Sonoma County Supervisor Shirlee Zane said burned-out residents and people who lost family have “changed the work of county supervisors in a good way.”
“They’re helping to shape policy and I’m indebted to them,” Zane said.
Tunis is a central figure among people with lives indelibly marked by the fires who have become forceful advocates for overhaul of emergency warning systems.
The deadly toll from the 2017 October firestorm - which killed 40 people in Sonoma, Napa and Mendocino counties - proved communities and public safety agencies must create innovative ways to prepare for large-scale disasters in the wake of larger, more deadly fires erupting year after year. Warning systems must adapt to the declining number of people with landline telephones and serve people who don’t sign up for opt-in warning programs, including visitors from outside the area.

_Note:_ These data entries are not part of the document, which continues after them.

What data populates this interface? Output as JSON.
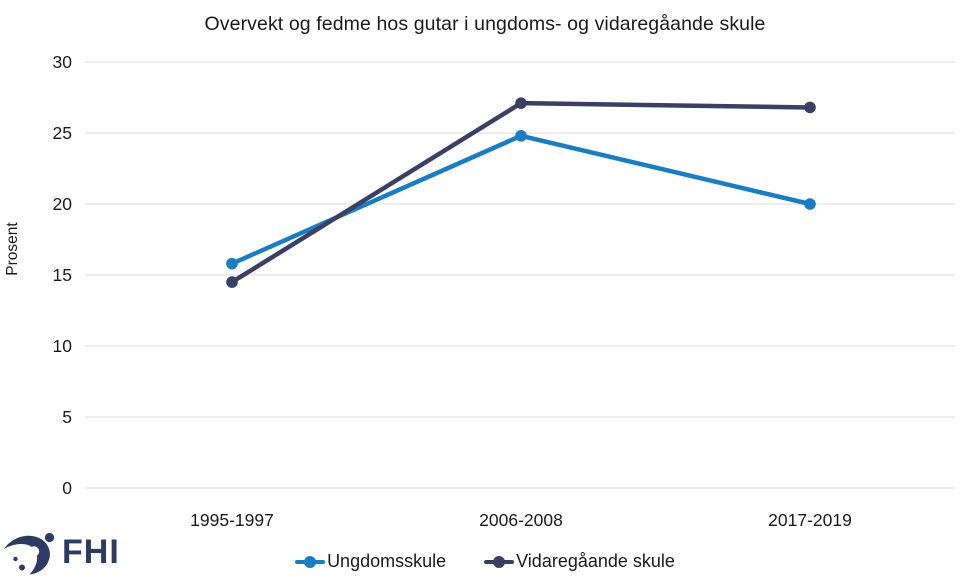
{
  "page": {
    "background": "#ffffff",
    "text_color": "#1a1a1a",
    "gridline_color": "#e2e2e2"
  },
  "chart_data": {
    "type": "line",
    "title": "Overvekt og fedme hos gutar i ungdoms- og vidaregåande skule",
    "xlabel": "",
    "ylabel": "Prosent",
    "categories": [
      "1995-1997",
      "2006-2008",
      "2017-2019"
    ],
    "series": [
      {
        "name": "Ungdomsskule",
        "color": "#1b7dc1",
        "values": [
          15.8,
          24.8,
          20.0
        ]
      },
      {
        "name": "Vidaregåande skule",
        "color": "#3a3f63",
        "values": [
          14.5,
          27.1,
          26.8
        ]
      }
    ],
    "ylim": [
      0,
      30
    ],
    "ytick_step": 5,
    "yticks": [
      0,
      5,
      10,
      15,
      20,
      25,
      30
    ],
    "grid": true,
    "legend_position": "bottom"
  },
  "footer": {
    "logo_text": "FHI",
    "logo_color": "#2c3a64"
  }
}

More than a year later, local officials and public safety leaders have changed their attitudes and methods of warning people about emergencies. They have begun overhauling systems for detecting fires during those critical early moments and boosted firefighting corps during the hot, windy, dry weather that can fuel dangerous fires.
Tunis’ journey as an advocate for better warnings began at local town hall meetings held in the weeks and months after the 2017 fires. From there, she’s became a close observer of public meetings before the Sonoma County Board of Supervisors and has traveled to the state Capitol, where she told lawmakers about her mother’s death and the warnings she believe could have prevented it.